I stalked home, half frustrated and half amused by her flakiness and the sheer audacity she had to reject and require me at a whim.
Then I spent so much time watching videos of people falling down on Youtube that I nearly missed the time I was meant to go and pick up Neff!
Because I was late there was no parking in my normal spot, so I turned a corner and drove right past the perfect space. I nipped in a car ahead, but alas, a dropped curb and an open driveway soon gave me to know that I would not be welcome there for long, so in a little bit of a rush and a (slightly smug) Fast&Furious-esque move, I flipped on my indicator and zoomed backwards out into the street, around the parked car and neatly into the space I’d just missed. Yup – parallel parking, at speed, in the face of oncoming traffic (oncoming bus, actually). And no-one was watching *sigh*.

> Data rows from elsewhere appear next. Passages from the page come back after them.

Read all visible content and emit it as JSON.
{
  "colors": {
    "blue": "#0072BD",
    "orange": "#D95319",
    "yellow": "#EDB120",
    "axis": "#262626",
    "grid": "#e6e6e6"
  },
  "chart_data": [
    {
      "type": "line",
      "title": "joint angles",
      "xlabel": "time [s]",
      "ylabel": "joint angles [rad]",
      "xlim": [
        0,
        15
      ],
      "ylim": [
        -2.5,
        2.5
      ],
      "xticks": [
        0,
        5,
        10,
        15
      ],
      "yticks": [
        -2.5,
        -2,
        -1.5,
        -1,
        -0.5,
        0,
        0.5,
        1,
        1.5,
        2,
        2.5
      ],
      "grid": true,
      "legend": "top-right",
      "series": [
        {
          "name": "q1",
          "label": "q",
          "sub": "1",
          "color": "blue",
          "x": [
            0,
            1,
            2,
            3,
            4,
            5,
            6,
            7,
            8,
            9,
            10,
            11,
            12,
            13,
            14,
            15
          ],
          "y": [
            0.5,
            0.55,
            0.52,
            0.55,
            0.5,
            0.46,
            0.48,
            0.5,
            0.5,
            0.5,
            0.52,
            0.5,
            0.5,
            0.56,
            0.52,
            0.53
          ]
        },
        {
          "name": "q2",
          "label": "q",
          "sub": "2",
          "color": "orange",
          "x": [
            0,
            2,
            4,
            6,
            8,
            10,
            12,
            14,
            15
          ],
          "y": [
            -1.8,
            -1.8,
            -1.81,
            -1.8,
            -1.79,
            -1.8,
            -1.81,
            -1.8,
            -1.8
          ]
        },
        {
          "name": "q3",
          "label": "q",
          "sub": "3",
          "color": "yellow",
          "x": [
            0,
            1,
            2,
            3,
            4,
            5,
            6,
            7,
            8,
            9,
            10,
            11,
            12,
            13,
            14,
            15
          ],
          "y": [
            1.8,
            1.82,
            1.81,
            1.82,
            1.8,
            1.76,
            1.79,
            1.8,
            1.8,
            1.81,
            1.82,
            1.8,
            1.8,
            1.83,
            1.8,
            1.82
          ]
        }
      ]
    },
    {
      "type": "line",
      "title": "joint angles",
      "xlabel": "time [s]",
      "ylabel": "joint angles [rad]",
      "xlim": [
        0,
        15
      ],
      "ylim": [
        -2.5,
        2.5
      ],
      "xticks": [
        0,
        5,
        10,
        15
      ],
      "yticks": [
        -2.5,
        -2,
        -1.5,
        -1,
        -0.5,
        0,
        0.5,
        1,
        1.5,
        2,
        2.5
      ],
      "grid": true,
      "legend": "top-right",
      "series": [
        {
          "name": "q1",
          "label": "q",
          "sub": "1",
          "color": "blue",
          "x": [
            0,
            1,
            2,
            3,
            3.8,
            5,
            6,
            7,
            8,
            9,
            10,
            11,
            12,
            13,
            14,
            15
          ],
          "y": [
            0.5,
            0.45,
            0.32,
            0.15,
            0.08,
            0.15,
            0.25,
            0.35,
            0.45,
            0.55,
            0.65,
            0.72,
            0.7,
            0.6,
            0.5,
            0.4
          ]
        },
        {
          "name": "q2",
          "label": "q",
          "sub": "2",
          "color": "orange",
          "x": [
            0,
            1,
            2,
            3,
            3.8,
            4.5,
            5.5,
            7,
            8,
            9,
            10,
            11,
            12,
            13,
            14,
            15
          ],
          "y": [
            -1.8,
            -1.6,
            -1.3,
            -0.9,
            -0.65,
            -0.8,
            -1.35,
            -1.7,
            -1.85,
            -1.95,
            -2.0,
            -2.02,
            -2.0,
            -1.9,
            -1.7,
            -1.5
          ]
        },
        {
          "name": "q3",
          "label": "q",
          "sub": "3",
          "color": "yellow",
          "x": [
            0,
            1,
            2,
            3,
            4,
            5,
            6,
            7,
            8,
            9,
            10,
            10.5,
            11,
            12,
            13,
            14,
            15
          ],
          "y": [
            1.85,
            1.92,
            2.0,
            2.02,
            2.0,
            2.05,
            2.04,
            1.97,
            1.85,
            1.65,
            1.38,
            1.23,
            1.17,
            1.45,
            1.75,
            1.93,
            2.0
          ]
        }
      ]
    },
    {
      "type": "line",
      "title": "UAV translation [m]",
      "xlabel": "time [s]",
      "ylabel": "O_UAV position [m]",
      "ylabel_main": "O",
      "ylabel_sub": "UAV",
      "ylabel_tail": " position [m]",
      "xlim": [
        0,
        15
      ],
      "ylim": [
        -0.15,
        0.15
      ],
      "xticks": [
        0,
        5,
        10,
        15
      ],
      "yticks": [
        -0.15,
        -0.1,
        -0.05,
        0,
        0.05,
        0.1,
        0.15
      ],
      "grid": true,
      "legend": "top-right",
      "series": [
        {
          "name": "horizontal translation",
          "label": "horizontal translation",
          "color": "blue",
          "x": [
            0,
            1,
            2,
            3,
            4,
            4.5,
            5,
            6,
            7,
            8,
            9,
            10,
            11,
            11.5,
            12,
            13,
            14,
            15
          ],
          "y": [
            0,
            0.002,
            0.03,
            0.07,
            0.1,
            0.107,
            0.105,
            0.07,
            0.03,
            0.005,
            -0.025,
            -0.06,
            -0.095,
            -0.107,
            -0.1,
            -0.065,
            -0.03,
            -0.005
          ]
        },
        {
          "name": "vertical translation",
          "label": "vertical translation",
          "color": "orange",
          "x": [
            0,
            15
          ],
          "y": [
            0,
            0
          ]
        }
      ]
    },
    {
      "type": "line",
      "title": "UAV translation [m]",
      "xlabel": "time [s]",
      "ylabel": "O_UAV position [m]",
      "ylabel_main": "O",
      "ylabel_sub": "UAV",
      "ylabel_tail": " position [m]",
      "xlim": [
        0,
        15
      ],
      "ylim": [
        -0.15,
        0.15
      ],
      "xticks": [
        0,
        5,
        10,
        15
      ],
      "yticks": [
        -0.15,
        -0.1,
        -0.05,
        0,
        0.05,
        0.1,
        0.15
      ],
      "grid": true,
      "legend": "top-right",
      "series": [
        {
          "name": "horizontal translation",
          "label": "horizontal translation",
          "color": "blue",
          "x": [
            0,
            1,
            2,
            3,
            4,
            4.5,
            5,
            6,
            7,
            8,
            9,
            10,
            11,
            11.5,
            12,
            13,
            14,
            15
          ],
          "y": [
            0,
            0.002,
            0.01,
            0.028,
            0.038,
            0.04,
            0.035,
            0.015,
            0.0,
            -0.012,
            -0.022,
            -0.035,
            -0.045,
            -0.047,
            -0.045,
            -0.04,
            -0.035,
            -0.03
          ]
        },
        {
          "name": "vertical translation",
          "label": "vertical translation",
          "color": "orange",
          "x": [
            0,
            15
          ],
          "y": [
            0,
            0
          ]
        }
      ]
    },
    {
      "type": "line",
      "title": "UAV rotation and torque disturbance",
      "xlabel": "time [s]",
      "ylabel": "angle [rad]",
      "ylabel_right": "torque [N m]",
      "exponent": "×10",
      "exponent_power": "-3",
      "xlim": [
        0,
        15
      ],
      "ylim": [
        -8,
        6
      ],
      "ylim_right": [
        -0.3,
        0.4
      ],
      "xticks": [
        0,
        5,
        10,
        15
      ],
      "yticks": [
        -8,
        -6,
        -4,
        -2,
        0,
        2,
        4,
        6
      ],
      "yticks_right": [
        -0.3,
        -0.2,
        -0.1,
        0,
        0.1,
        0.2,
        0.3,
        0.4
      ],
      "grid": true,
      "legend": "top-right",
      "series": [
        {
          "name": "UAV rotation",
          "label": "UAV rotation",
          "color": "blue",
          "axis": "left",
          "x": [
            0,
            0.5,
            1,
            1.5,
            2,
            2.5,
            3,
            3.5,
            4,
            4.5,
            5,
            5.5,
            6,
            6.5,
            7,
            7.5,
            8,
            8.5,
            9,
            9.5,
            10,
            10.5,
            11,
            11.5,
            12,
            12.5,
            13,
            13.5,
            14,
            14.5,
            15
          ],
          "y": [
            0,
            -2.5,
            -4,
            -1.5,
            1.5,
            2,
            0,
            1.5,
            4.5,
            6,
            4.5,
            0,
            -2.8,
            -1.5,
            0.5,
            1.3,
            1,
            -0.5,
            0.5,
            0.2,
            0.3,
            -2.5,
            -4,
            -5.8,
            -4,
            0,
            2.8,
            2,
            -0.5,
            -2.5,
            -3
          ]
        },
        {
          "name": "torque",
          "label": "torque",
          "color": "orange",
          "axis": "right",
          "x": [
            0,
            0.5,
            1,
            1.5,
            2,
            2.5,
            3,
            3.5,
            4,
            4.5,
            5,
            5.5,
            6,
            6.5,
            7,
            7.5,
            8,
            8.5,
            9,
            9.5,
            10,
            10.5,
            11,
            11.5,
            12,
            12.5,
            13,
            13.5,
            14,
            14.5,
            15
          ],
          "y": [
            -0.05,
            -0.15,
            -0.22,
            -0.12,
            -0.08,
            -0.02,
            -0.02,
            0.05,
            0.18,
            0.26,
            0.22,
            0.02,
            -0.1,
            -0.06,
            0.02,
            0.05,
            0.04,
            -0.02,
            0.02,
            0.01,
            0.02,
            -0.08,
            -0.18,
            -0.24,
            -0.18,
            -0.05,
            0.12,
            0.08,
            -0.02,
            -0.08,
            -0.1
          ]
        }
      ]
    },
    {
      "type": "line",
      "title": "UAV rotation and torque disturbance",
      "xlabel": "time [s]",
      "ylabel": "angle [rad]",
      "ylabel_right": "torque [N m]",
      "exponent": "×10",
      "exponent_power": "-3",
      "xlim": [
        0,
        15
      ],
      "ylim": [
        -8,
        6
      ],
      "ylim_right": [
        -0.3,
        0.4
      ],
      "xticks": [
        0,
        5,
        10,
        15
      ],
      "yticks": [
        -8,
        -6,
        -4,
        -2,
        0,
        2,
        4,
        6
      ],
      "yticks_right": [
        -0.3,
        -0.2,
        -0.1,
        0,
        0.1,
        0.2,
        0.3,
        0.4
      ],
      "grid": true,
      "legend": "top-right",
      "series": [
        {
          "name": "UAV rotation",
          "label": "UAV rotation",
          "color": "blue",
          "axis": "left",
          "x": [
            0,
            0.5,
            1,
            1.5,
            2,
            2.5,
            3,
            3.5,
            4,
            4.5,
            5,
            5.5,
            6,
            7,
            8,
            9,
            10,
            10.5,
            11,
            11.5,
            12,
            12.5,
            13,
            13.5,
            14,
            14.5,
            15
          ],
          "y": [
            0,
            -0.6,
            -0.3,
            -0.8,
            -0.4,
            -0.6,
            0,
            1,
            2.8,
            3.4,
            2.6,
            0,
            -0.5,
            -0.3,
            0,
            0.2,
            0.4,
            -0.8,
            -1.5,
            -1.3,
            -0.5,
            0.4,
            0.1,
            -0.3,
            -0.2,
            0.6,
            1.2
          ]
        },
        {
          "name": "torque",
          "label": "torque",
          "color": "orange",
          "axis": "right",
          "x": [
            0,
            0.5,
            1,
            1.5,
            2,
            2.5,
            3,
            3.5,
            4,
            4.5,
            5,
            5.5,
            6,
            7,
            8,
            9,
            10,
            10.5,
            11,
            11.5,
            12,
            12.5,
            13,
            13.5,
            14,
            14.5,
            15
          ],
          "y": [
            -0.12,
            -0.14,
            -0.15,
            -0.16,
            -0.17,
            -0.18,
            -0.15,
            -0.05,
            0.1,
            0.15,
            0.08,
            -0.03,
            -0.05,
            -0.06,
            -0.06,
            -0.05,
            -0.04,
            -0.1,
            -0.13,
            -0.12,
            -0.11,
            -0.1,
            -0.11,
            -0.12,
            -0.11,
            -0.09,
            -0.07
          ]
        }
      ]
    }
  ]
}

Neff (fortunately) was keen to see me and wanted to come to my house, play his DS, see the cabinet and eat cake (in that order). He did all three (the sheer glee on his face when I handed him the whole cake, a plate, a knife and instructed “Cut” was indescribable. And he was surprisingly modest in his portion size.) and then helped me to attend to the cabinet.
‘Attend to’ is a kind idea. I hauled it into the bathroom, filled the sink with water and all-purpose cleaner and washed its every surface. Twice. The water was black. Halfway through I realised that the interior shelves were filthy, so we brought the hoover in to suck up the dirt. Neff was in charge of the hoover. Most of the dirt got sucked at, so did the bath mat, the shower curtain, the towels, his hand and my bottom! He was in stitches of laughter and insisted that the hoover was doing it all by itself! It even turned itself off at times!
Once clean, we dragged, pushed, cajoled and otherwise manhandled it into the living room to be polished, stopped for a quick photo and then realised that in order to put it in the intended corner, we’d need to unpack six boxes of DVDs and move the sofa. Which we did.
And it’s gorgeous, y’all.
And even though I made a totally unilateral decision in buying it, and pulled a bit of a Superwoman in getting it home, cleaned and into place, I am very pleased that Husby loves it too.
In the evening we went out to a ‘Thank you’ dinner from our church, for those who lead the children’s work (and their spouses) and though it was in the community room of our local park, cooked on site in the cafe, the food was absolutely, 100% hotel-worthy. And the room, decked out in fairy lights and fresh roses, was gorgeous.
It was the perfect ending.
*By ‘today’ I really mean, the period of time in between longish sleeps. I don’t feel it matters if it’s technically most of an hour into Friday when this gets published – it counts.